The writing on the box is called hakogaki. If a tea utensil is new (or discovered without a box), the owner, dealer, or artist may ask a tea master to certify its quality by writing on the box. This guarantee is called a kiwame. A tea utensil without a box is one of questionable origin. At tea gatherings, the guests may ask to see the box of a particularly interesting item, such as a tea scoop or scroll. The idea is not that they wish to confirm the piece’s authenticity (although this happens, of course). The reason to view a box is that the calligraphy is interesting and may provide some additional information about the object in question.

Just as they have been for centuries, boxes are of great significance. Most are never displayed in the tea room. Their first function is protective. Because there are many natural disasters such as earthquakes in Japan, tea utensils are removed from their boxes only for use. They are not routinely displayed on a shelf. The boxes are mainly made of unlacquered paulownia, known for its resistance to bugs and for having the capability to breathe, expand, and contract. Durable cotton or silk strings on the boxes are tied in a standard manner. Their color may signify the tea lineage affiliation of the owner or the person who signed the box. Such boxes are meant to last for centuries. As mentioned earlier, really fine articles may have a series of nesting receptacles.

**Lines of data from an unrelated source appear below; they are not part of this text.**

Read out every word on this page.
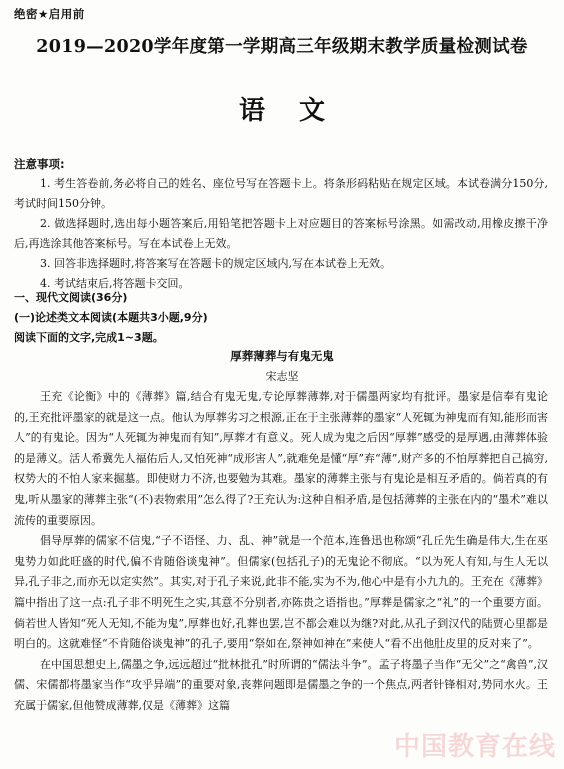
绝密★启用前
2019—2020学年度第一学期高三年级期末教学质量检测试卷
语文
注意事项:

1. 考生答卷前,务必将自己的姓名、座位号写在答题卡上。将条形码粘贴在规定区域。本试卷满分150分,考试时间150分钟。

2. 做选择题时,选出每小题答案后,用铅笔把答题卡上对应题目的答案标号涂黑。如需改动,用橡皮擦干净后,再选涂其他答案标号。写在本试卷上无效。

3. 回答非选择题时,将答案写在答题卡的规定区域内,写在本试卷上无效。

4. 考试结束后,将答题卡交回。

一、现代文阅读(36分)
(一)论述类文本阅读(本题共3小题,9分)
阅读下面的文字,完成1~3题。
厚葬薄葬与有鬼无鬼
宋志坚

王充《论衡》中的《薄葬》篇,结合有鬼无鬼,专论厚葬薄葬,对于儒墨两家均有批评。墨家是信奉有鬼论的,王充批评墨家的就是这一点。他认为厚葬劣习之根源,正在于主张薄葬的墨家“人死辄为神鬼而有知,能形而害人”的有鬼论。因为“人死辄为神鬼而有知”,厚葬才有意义。死人成为鬼之后因“厚葬”感受的是厚遇,由薄葬体验的是薄义。活人希冀先人福佑后人,又怕死神“成形害人”,就难免是懂“厚”弃“薄”,财产多的不怕厚葬把自己搞穷,权势大的不怕人家来掘墓。即使财力不济,也要勉为其难。墨家的薄葬主张与有鬼论是相互矛盾的。倘若真的有鬼,听从墨家的薄葬主张“(不)表物索用”怎么得了?王充认为:这种自相矛盾,是包括薄葬的主张在内的“墨术”难以流传的重要原因。

倡导厚葬的儒家不信鬼,“子不语怪、力、乱、神”就是一个范本,连鲁迅也称颂“孔丘先生确是伟大,生在巫鬼势力如此旺盛的时代,偏不肯随俗谈鬼神”。但儒家(包括孔子)的无鬼论不彻底。“以为死人有知,与生人无以异,孔子非之,而亦无以定实然”。其实,对于孔子来说,此非不能,实为不为,他心中是有小九九的。王充在《薄葬》篇中指出了这一点:孔子非不明死生之实,其意不分别者,亦陈贵之语指也。”厚葬是儒家之“礼”的一个重要方面。倘若世人皆知“死人无知,不能为鬼”,厚葬也好,孔葬也罢,岂不都会难以为继?对此,从孔子到汉代的陆贾心里都是明白的。这就难怪“不肯随俗谈鬼神”的孔子,要用“祭如在,祭神如神在”来使人“看不出他肚皮里的反对来了”。

在中国思想史上,儒墨之争,远远超过“批林批孔”时所谓的“儒法斗争”。孟子将墨子当作“无父”之“禽兽”,汉儒、宋儒都将墨家当作“攻乎异端”的重要对象,丧葬问题即是儒墨之争的一个焦点,两者针锋相对,势同水火。王充属于儒家,但他赞成薄葬,仅是《薄葬》这篇

中国教育在线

The writing on the boxes, hakogaki, is a cataloging method as well as a guarantee of the object’s value and provenience. Practitioners of one tea lineage tend not to buy utensils signed by masters from other lineages—the organizational tie is too remote. The utensil is not part of their past. Consequently, in the case of something like a tea bowl made by one of the masters of the Raku lineage,4 a dealer may have multiple boxes constructed, each destined to go to a different grand master for inscription. The practice is expensive since a monetary gift accompanies each request for hakogaki. But, in this way, the potential pool of purchasers is broadened, and the value of the utensil increased.

Some tea masters will only sign boxes which have been constructed to certain quality standards. For example, the corners of the part of the inner lid which frames the writing must be mitered, not butted. Making a fine quality box is also an art form. Unfortunately, unscrupulous dealers have learned that putting an inferior bowl in a good box is one way to make a sale. Conscientious tea masters will not sign a box for such an item, because it calls their judgment and integrity into question. And, it is commonly believed that well-known tea masters sign fewer utensils because they are more discriminating. Sadly, famous tea masters tend to sign a smaller number of articles as they get older, knowing that dealers become more aggressive in requesting box inscriptions in anticipation of the utensil’s value increasing with the death of the signer.